Chicago is a city of many suburbs. Chicago depends upon its suburbs as few cities do. Suburbanites are its big buyers in the department stores. Suburbanites support its theatres. Suburbanites buy many bales of its newspapers. There is a big transient population from the surrounding agricultural districts; but without the suburbanites Chicago would be at a loss.
Wherefore the Chicago newspapers, with one exception, had cause for concern in the indignation of the Woodlawn suburbanites.* The Chicago Tribune was meant as one of the "certain newspapers." The Chicago Daily News was meant. The Journal (Hearst) was meant. The Herald-Examiner (Hearst) was meant. The only Chicago newspaper of any dimensions that was not meant was The Journal of Commerce--terse, unemotional, efficient business man's daily, which one Woodlawn Business Man particularized, together with the earnest Christian Science Monitor, as being a "clean sheet."
The Dogs
After the U. S. press published the income tax figures (TIME, Nov. 3), the U. S. Department of Justice was on the lookout for a newspaper-dog or two. When the dogs were caught--or rather selected--the equivocal tax-publicity law, as set forth in the publicity clause of the Revenue Act of 1924, would be tried on them in test suits. It was a matter of interest to the public which, of thousands of available canines, the Government would select.
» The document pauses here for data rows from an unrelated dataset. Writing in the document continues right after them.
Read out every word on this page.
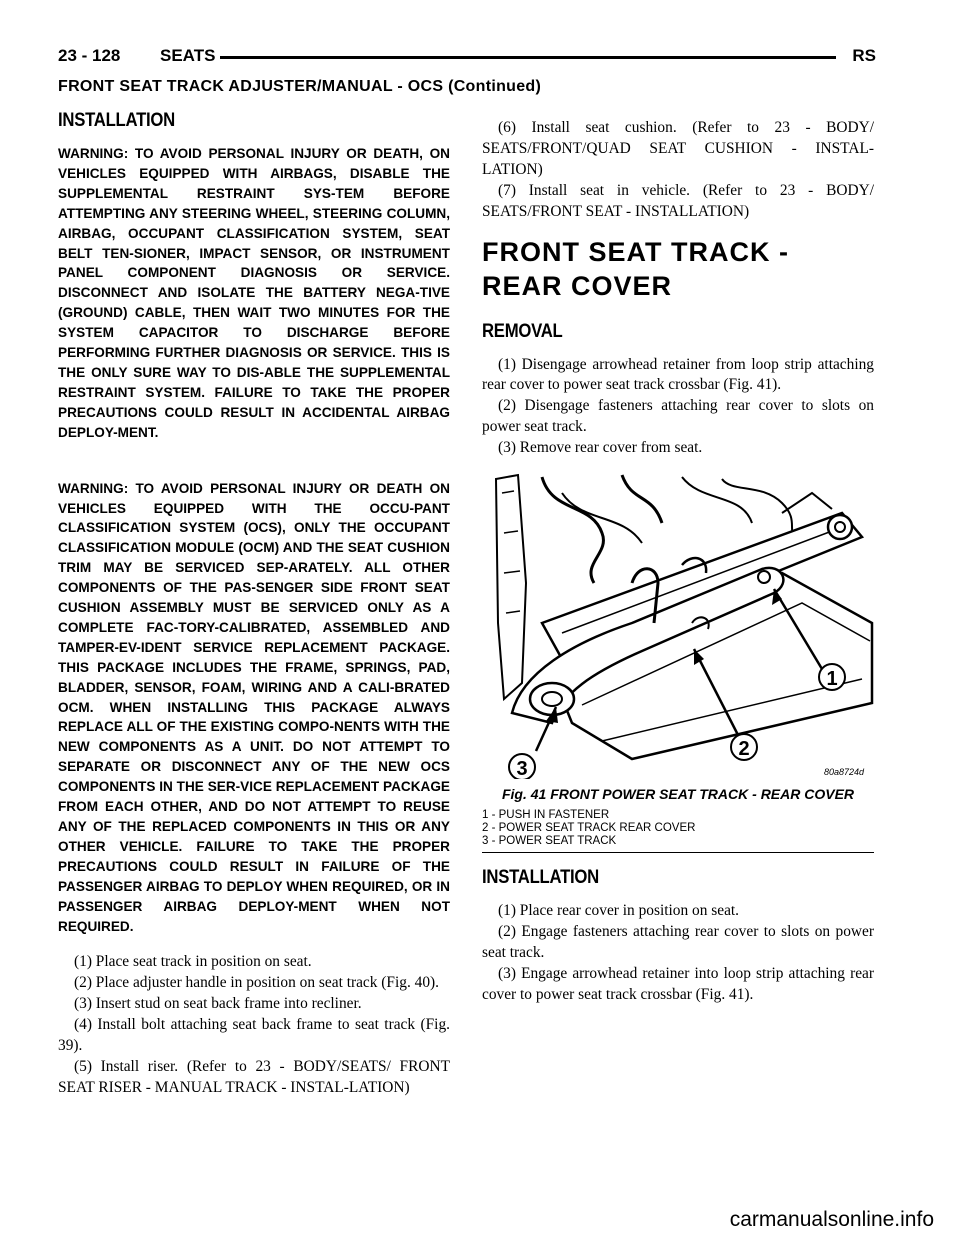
23 - 128 SEATS	RS
FRONT SEAT TRACK ADJUSTER/MANUAL - OCS (Continued)
INSTALLATION

WARNING: TO AVOID PERSONAL INJURY OR DEATH, ON VEHICLES EQUIPPED WITH AIRBAGS, DISABLE THE SUPPLEMENTAL RESTRAINT SYS-TEM BEFORE ATTEMPTING ANY STEERING WHEEL, STEERING COLUMN, AIRBAG, OCCUPANT CLASSIFICATION SYSTEM, SEAT BELT TEN-SIONER, IMPACT SENSOR, OR INSTRUMENT PANEL COMPONENT DIAGNOSIS OR SERVICE. DISCONNECT AND ISOLATE THE BATTERY NEGA-TIVE (GROUND) CABLE, THEN WAIT TWO MINUTES FOR THE SYSTEM CAPACITOR TO DISCHARGE BEFORE PERFORMING FURTHER DIAGNOSIS OR SERVICE. THIS IS THE ONLY SURE WAY TO DIS-ABLE THE SUPPLEMENTAL RESTRAINT SYSTEM. FAILURE TO TAKE THE PROPER PRECAUTIONS COULD RESULT IN ACCIDENTAL AIRBAG DEPLOY-MENT.

WARNING: TO AVOID PERSONAL INJURY OR DEATH ON VEHICLES EQUIPPED WITH THE OCCU-PANT CLASSIFICATION SYSTEM (OCS), ONLY THE OCCUPANT CLASSIFICATION MODULE (OCM) AND THE SEAT CUSHION TRIM MAY BE SERVICED SEP-ARATELY. ALL OTHER COMPONENTS OF THE PAS-SENGER SIDE FRONT SEAT CUSHION ASSEMBLY MUST BE SERVICED ONLY AS A COMPLETE FAC-TORY-CALIBRATED, ASSEMBLED AND TAMPER-EV-IDENT SERVICE REPLACEMENT PACKAGE. THIS PACKAGE INCLUDES THE FRAME, SPRINGS, PAD, BLADDER, SENSOR, FOAM, WIRING AND A CALI-BRATED OCM. WHEN INSTALLING THIS PACKAGE ALWAYS REPLACE ALL OF THE EXISTING COMPO-NENTS WITH THE NEW COMPONENTS AS A UNIT. DO NOT ATTEMPT TO SEPARATE OR DISCONNECT ANY OF THE NEW OCS COMPONENTS IN THE SER-VICE REPLACEMENT PACKAGE FROM EACH OTHER, AND DO NOT ATTEMPT TO REUSE ANY OF THE REPLACED COMPONENTS IN THIS OR ANY OTHER VEHICLE. FAILURE TO TAKE THE PROPER PRECAUTIONS COULD RESULT IN FAILURE OF THE PASSENGER AIRBAG TO DEPLOY WHEN REQUIRED, OR IN PASSENGER AIRBAG DEPLOY-MENT WHEN NOT REQUIRED.

(1) Place seat track in position on seat.

(2) Place adjuster handle in position on seat track (Fig. 40).

(3) Insert stud on seat back frame into recliner.

(4) Install bolt attaching seat back frame to seat track (Fig. 39).

(5) Install riser. (Refer to 23 - BODY/SEATS/ FRONT SEAT RISER - MANUAL TRACK - INSTAL-LATION)

(6) Install seat cushion. (Refer to 23 - BODY/ SEATS/FRONT/QUAD SEAT CUSHION - INSTAL-LATION)

(7) Install seat in vehicle. (Refer to 23 - BODY/ SEATS/FRONT SEAT - INSTALLATION)

FRONT SEAT TRACK - REAR COVER
REMOVAL

(1) Disengage arrowhead retainer from loop strip attaching rear cover to power seat track crossbar (Fig. 41).

(2) Disengage fasteners attaching rear cover to slots on power seat track.

(3) Remove rear cover from seat.

1
2
3	80a8724d

Fig. 41 FRONT POWER SEAT TRACK - REAR COVER

1 - PUSH IN FASTENER
2 - POWER SEAT TRACK REAR COVER
3 - POWER SEAT TRACK
INSTALLATION

(1) Place rear cover in position on seat.

(2) Engage fasteners attaching rear cover to slots on power seat track.

(3) Engage arrowhead retainer into loop strip attaching rear cover to power seat track crossbar (Fig. 41).

carmanualsonline.info
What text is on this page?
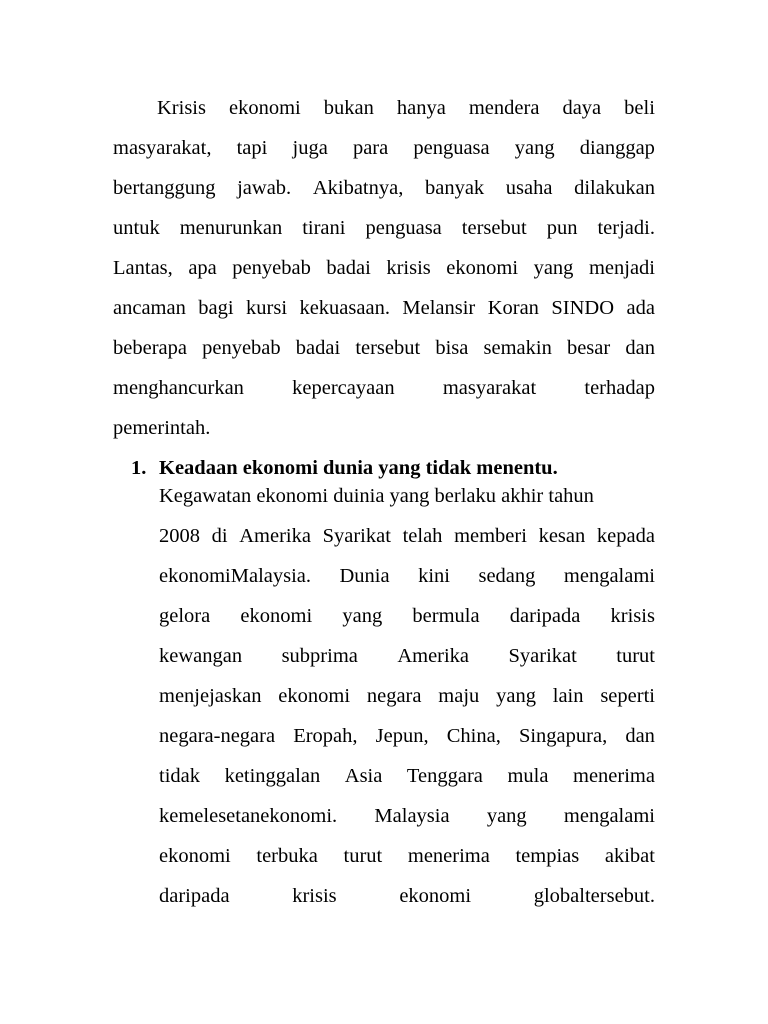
Krisis ekonomi bukan hanya mendera daya beli
masyarakat, tapi juga para penguasa yang dianggap
bertanggung jawab. Akibatnya, banyak usaha dilakukan
untuk menurunkan tirani penguasa tersebut pun terjadi.
Lantas, apa penyebab badai krisis ekonomi yang menjadi
ancaman bagi kursi kekuasaan. Melansir Koran SINDO ada
beberapa penyebab badai tersebut bisa semakin besar dan
menghancurkan kepercayaan masyarakat terhadap
pemerintah.
1. Keadaan ekonomi dunia yang tidak menentu.
Kegawatan ekonomi duinia yang berlaku akhir tahun
2008 di Amerika Syarikat telah memberi kesan kepada
ekonomiMalaysia. Dunia kini sedang mengalami
gelora ekonomi yang bermula daripada krisis
kewangan subprima Amerika Syarikat turut
menjejaskan ekonomi negara maju yang lain seperti
negara-negara Eropah, Jepun, China, Singapura, dan
tidak ketinggalan Asia Tenggara mula menerima
kemelesetanekonomi. Malaysia yang mengalami
ekonomi terbuka turut menerima tempias akibat
daripada	krisis	ekonomi	globaltersebut.
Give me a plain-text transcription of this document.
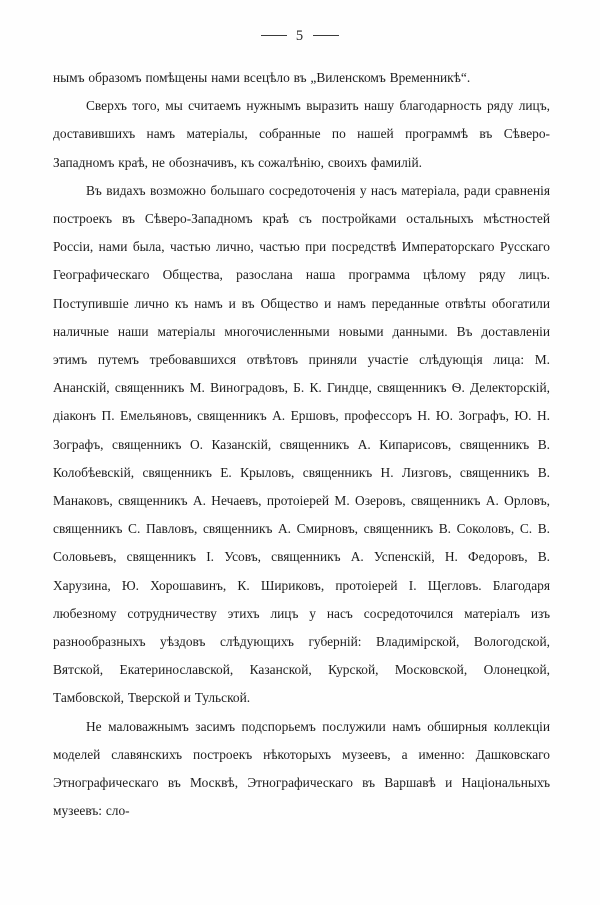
5

нымъ образомъ помѣщены нами всецѣло въ „Виленскомъ Временникѣ“.

Сверхъ того, мы считаемъ нужнымъ выразить нашу благодарность ряду лицъ, доставившихъ намъ матеріалы, собранные по нашей программѣ въ Сѣверо-Западномъ краѣ, не обозначивъ, къ сожалѣнію, своихъ фамилій.

Въ видахъ возможно большаго сосредоточенія у насъ матеріала, ради сравненія построекъ въ Сѣверо-Западномъ краѣ съ постройками остальныхъ мѣстностей Россіи, нами была, частью лично, частью при посредствѣ Императорскаго Русскаго Географическаго Общества, разослана наша программа цѣлому ряду лицъ. Поступившіе лично къ намъ и въ Общество и намъ переданные отвѣты обогатили наличные наши матеріалы многочисленными новыми данными. Въ доставленіи этимъ путемъ требовавшихся отвѣтовъ приняли участіе слѣдующія лица: М. Ананскій, священникъ М. Виноградовъ, Б. К. Гиндце, священникъ Ѳ. Делекторскій, діаконъ П. Емельяновъ, священникъ А. Ершовъ, профессоръ Н. Ю. Зографъ, Ю. Н. Зографъ, священникъ О. Казанскій, священникъ А. Кипарисовъ, священникъ В. Колобѣевскій, священникъ Е. Крыловъ, священникъ Н. Лизговъ, священникъ В. Манаковъ, священникъ А. Нечаевъ, протоіерей М. Озеровъ, священникъ А. Орловъ, священникъ С. Павловъ, священникъ А. Смирновъ, священникъ В. Соколовъ, С. В. Соловьевъ, священникъ І. Усовъ, священникъ А. Успенскій, Н. Федоровъ, В. Харузина, Ю. Хорошавинъ, К. Шириковъ, протоіерей І. Щегловъ. Благодаря любезному сотрудничеству этихъ лицъ у насъ сосредоточился матеріалъ изъ разнообразныхъ уѣздовъ слѣдующихъ губерній: Владимірской, Вологодской, Вятской, Екатеринославской, Казанской, Курской, Московской, Олонецкой, Тамбовской, Тверской и Тульской.

Не маловажнымъ засимъ подспорьемъ послужили намъ обширныя коллекціи моделей славянскихъ построекъ нѣкоторыхъ музеевъ, а именно: Дашковскаго Этнографическаго въ Москвѣ, Этнографическаго въ Варшавѣ и Національныхъ музеевъ: сло-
A fortnight ago, a Federal Grand Jury in Baltimore indicted The Baltimore Post. As dogs go politically nowadays, this was a homeless stray; the Post supported La Follette.
Last week, Federal Grand Juries indicted The Kansas City Journal-Post and The New York Herald-Tribune. Of these, the Journal-Post was chosen because, being privately owned and edited by one Walter S. Dickey, the suit would determine the rights of an individual under the tax-publicity law. The Herald-Tribune was chosen because it was the leading Administration organ in the biggest U. S. metropolis and its prosecution would clear the Administration of any charges of partisan discrimination.
It was noted of the three cases: That the indictments were virtually identical in wording, each citing as the cause for indictment the publication by the paper of the tax figures of individuals chosen at random from long lists of names published. Thus, the Baltimore Post's alleged offense was in making known the payments of five separate citizens, to wit, the Messrs. Daniel Willard (railroad man), Waldo Newcomer (capitalist), and J. Cookman Boyd, Leon C. Coblenz, Frank A. Furst (small tax-payers). None of the individuals had protested their treatment by the papers to the Government.
That the indictments were brought by the Government, not seeking fines and imprisonment, but to come at the meaning of the law. For the newspapers, there was safety in numbers.
That, in outlining their defense (all the defendants declared they would plead "Not Guilty"), the newspapers fell back upon the First Amendment to the U. S. Constitution, that Amendment which guarantees to the press the right of free speech. Everyone was agreed that the law provided that the tax lists should be placed "open to public inspection." The question, as the Herald-Tribune framed it, would therefore be: "Can Congress say, 'You may talk, but you may not write?'"
That Congressional leaders decided to await the outcome of the suits before considering whether or no to alter the publicity clause of the Revenue Act of 1924.
*Other important Chicago suburbs : Riverside, whilom seat of Society; Hinsdale and Wheaton, gentleman-farmer communities; Oak Park, Rogers Park and Wilmette, ''middle class" communities, civic-spirited; Evanston, puritanical and efficient; Kenilworth, Winnetka and Glencoe, more countrified and country-clubby; Highland Park, a cross between these and the larger pretensions of Evanston; Lake Forest, "the Newport of the Middle West."